Chili Cook-Off

I love chili. Mom made great chili. Some of my best memories were during the Rose Bowl or Super Bowl eating way too much of her chili. While mom can never be replaced, I do hope to one day find a decent chili cooking woman who wouldn’t mind fixing me a bowl once or twice a year. So when I got the invitation for a chili cook off, that at first I thought was spam, I accepted.

A group of close friends were holding this chili cook-off. I know one person in this group. A few months ago she gave my blog address to one of her friends. Her friend who organized the cook-off was kind enough to invite me.

I always get excited about meeting new people, especially in groups. The dynamics of the way people accept a stranger like me into the group always tell a lot about people who make up that group.

The Chili Cook-off took place only blocks from where I spent the first ten years of my life. It is a fun part of the city. Great memories still wait on every corner and wave to me as I drive past. It’s a neighborhood I could easily see myself living in once again, I tell myself often, but have never made any real effort to return – knowing full well you can never go home again.

It was not the small and quaint gathering I thought it might be from the invitation, rather a full blown party of about fifty people, 16 delicious recipes, lights, music, and even event tee-shirts to remember the event.

There were three people I knew there and everyone else was a potential new friend. So the goals of the evening were first, to introduce myself to everyone at the party (this is pretty easy for me as I am not shy) and second, to find out as much as I could about the chili.

The cook off worked like this: You stop by the chili display; have a sample in a small cup, chat with the cook, and move on to the next pot. Between eating and getting to the next chili, you made new friends or caught up with old ones.

At the first booth I was served Funky Chicken Chili. This is where I met Frank the Funky Chili Chicken. He was a disturbing “Big Bird” knock off from a small Asian manufacturer with his yellow fuzz and creepy eyes. With the pulsing strobe light of the dance floor Frank looked more like something that might chase you during a bad acid trip… not that I would know (I do.) He became my wing-man for the night after I found a leaf in my cup.

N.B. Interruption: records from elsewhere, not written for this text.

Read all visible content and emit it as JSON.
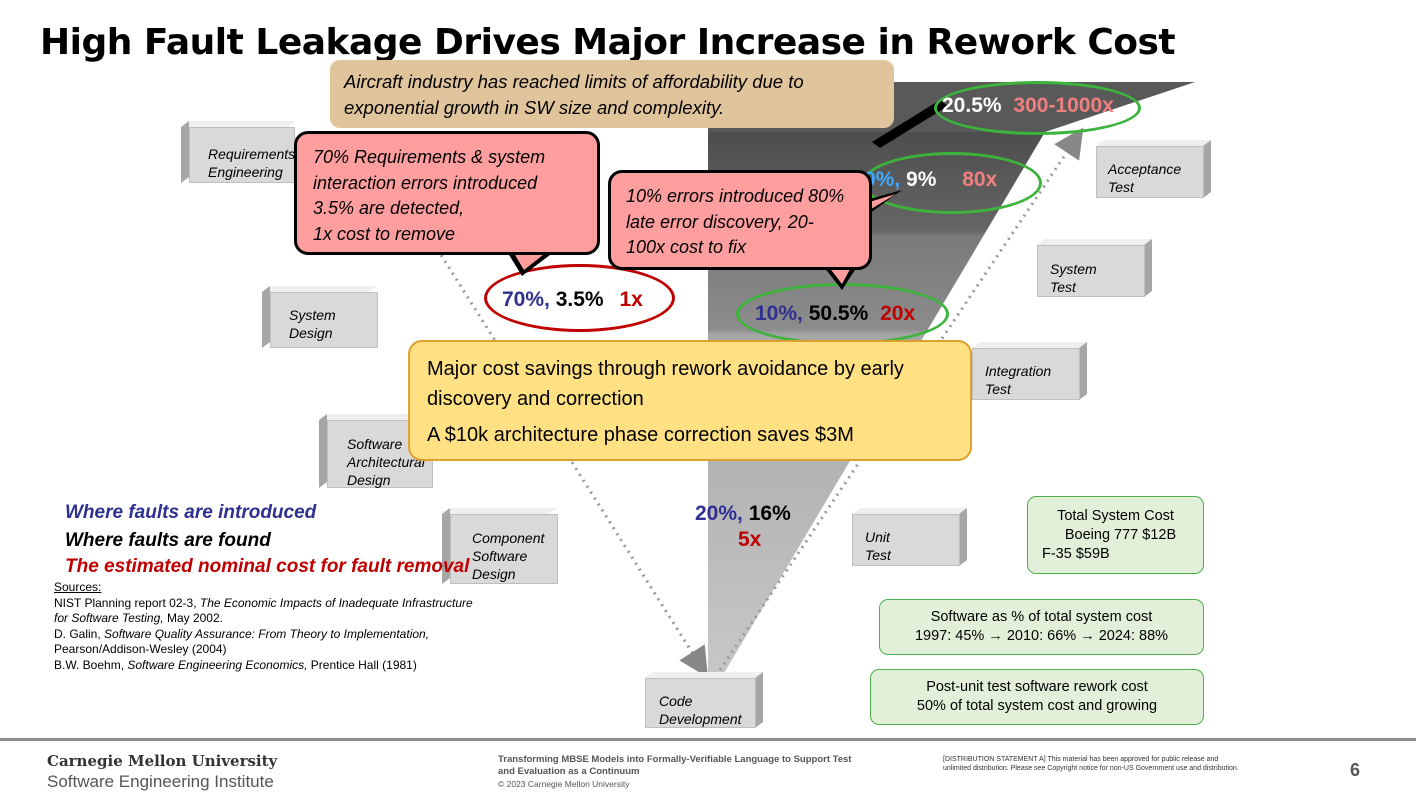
{
  "title": "High Fault Leakage Drives Major Increase in Rework Cost",
  "callouts": {
    "top": [
      "Aircraft industry has reached limits of affordability due to",
      "exponential growth in SW size and complexity."
    ],
    "requirements": [
      "70% Requirements & system",
      "interaction errors introduced",
      "3.5%  are detected,",
      "1x cost to remove"
    ],
    "late_errors": [
      "10% errors introduced 80%",
      "late error discovery, 20-",
      "100x cost to fix"
    ],
    "savings_line1": "Major cost savings through rework avoidance by early",
    "savings_line2": "discovery and correction",
    "savings_line3": "A $10k architecture phase correction saves $3M"
  },
  "phases": {
    "requirements": [
      "Requirements",
      "Engineering"
    ],
    "system_design": [
      "System",
      "Design"
    ],
    "software_architecture": [
      "Software",
      "Architectural",
      "Design"
    ],
    "component_design": [
      "Component",
      "Software",
      "Design"
    ],
    "code_development": [
      "Code",
      "Development"
    ],
    "unit_test": [
      "Unit",
      "Test"
    ],
    "integration_test": [
      "Integration",
      "Test"
    ],
    "system_test": [
      "System",
      "Test"
    ],
    "acceptance_test": [
      "Acceptance",
      "Test"
    ]
  },
  "metrics": {
    "req": {
      "introduced": "70%,",
      "found": "3.5%",
      "cost": "1x"
    },
    "arch": {
      "introduced": "10%,",
      "found": "50.5%",
      "cost": "20x"
    },
    "code": {
      "introduced": "20%,",
      "found": "16%",
      "cost": "5x"
    },
    "system_test": {
      "introduced": "0%,",
      "found": "9%",
      "cost": "80x"
    },
    "acceptance": {
      "found": "20.5%",
      "cost": "300-1000x"
    }
  },
  "legend": {
    "introduced": "Where faults are introduced",
    "found": "Where faults are found",
    "cost": "The estimated nominal cost for fault removal"
  },
  "sources": {
    "heading": "Sources:",
    "s1_a": "NIST Planning report 02-3, ",
    "s1_b": "The Economic Impacts of Inadequate Infrastructure",
    "s1_c": "for Software Testing,",
    "s1_d": " May 2002.",
    "s2_a": "D. Galin, ",
    "s2_b": "Software Quality Assurance: From Theory to Implementation,",
    "s2_c": "Pearson/Addison-Wesley (2004)",
    "s3_a": "B.W. Boehm, ",
    "s3_b": "Software Engineering Economics,",
    "s3_c": " Prentice Hall (1981)"
  },
  "green_boxes": {
    "total": [
      "Total System Cost",
      "Boeing 777 $12B",
      "F-35 $59B"
    ],
    "software_pct": [
      "Software as % of total system cost",
      "1997: 45% → 2010: 66% → 2024: 88%"
    ],
    "rework": [
      "Post-unit test software rework cost",
      "50% of total system cost and growing"
    ]
  },
  "footer": {
    "org1": "Carnegie Mellon University",
    "org2": "Software Engineering Institute",
    "talk1": "Transforming MBSE Models into Formally-Verifiable Language to Support Test",
    "talk2": "and Evaluation as a Continuum",
    "copyright": "© 2023 Carnegie Mellon University",
    "dist1": "[DISTRIBUTION STATEMENT A] This material has been approved for public release and",
    "dist2": "unlimited distribution.  Please see Copyright notice for non-US Government use and distribution.",
    "page": "6"
  },
  "colors": {
    "introduced": "#2e3192",
    "found": "#000000",
    "cost": "#c00000",
    "cost_light": "#f08080",
    "callout_red": "#ff9e9e",
    "callout_tan": "#e0c49c",
    "callout_yellow": "#ffe083",
    "ellipse_green": "#3cb43c",
    "ellipse_red": "#c00000"
  }
}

Each of the following fifteen dishes had a unique taste, display, or name. One of the dishes was a family tradition from eighty years, and was described in a yarn at one point to have even had the same stainless steel pot forged by a great grandfather just for chili giving it certain taste. Another memorable experiment was the Anti-Chili that included cumin, cinnamon, and other exotic tastes I could not describe including chocolate. A cowboy dressed man served my favorite sweet traditional chili out of a pot surrounded by plastic western figures posed for action in a shoot out. Finally there was one person serving a chili that was actually cream of broccoli soup – which was really good, but not chili.
After everyone had their fill of chili, and the ballots were filled out and turned in, the first announcement came from the hostess. Third place was a tie between two chiefs. They needed to figure out a way to determine to choose one third place winner. My deep voice blurted out “dance off!” Everyone laughed hard at this. There were even a few people who shot chili out their nose at the notion. But in seconds the group began and to clap and chant “dance-off, dance-off.” A circle formed in the center, the two chief’s entered the circle and the music began – it was cowboy versus hip hop. The Cowboy had a few good traditional moves then stepped back. Hip hop went in and busted a move old school. Cowboy came back with a little line dancing. Hip hop ripped off his quick release pants and began to go to town on the floor with the worm. Hat in the air Cowboy came back strong. The crowd called out for the robot, and Hip hop made his big mistake of going against the fans will. Instead Hip hop went for the wave again. By applause, Cowboy had won third place.

Deserts were served. After meeting a cute couple of girls from Ann Arbor, a violinist and mortgage broker, I tried the greatest chocolate pie ever made. It turns out the cute violinist had made it. It also turns out that she has two siblings, the Funky Chili Chicken owner who gave me Frank, and the hostess who had invited me. It seemed there was a network here.

After desert I thought that the group was thinning and I planned to head home. Instead it turns out that everyone had just gone inside to escape the night chill. Several of the people at this event, including the home owner, were the children of people I had grown up with when I lived in this neighborhood.

Before it got too late I made one last round to say my good-byes and headed home. They are a good group of people. I was blessed and fortunate to have spent that time with them. While my colon is feeling a little beat up and the apartment is stinky, Frank and I thank you for a wonderful time.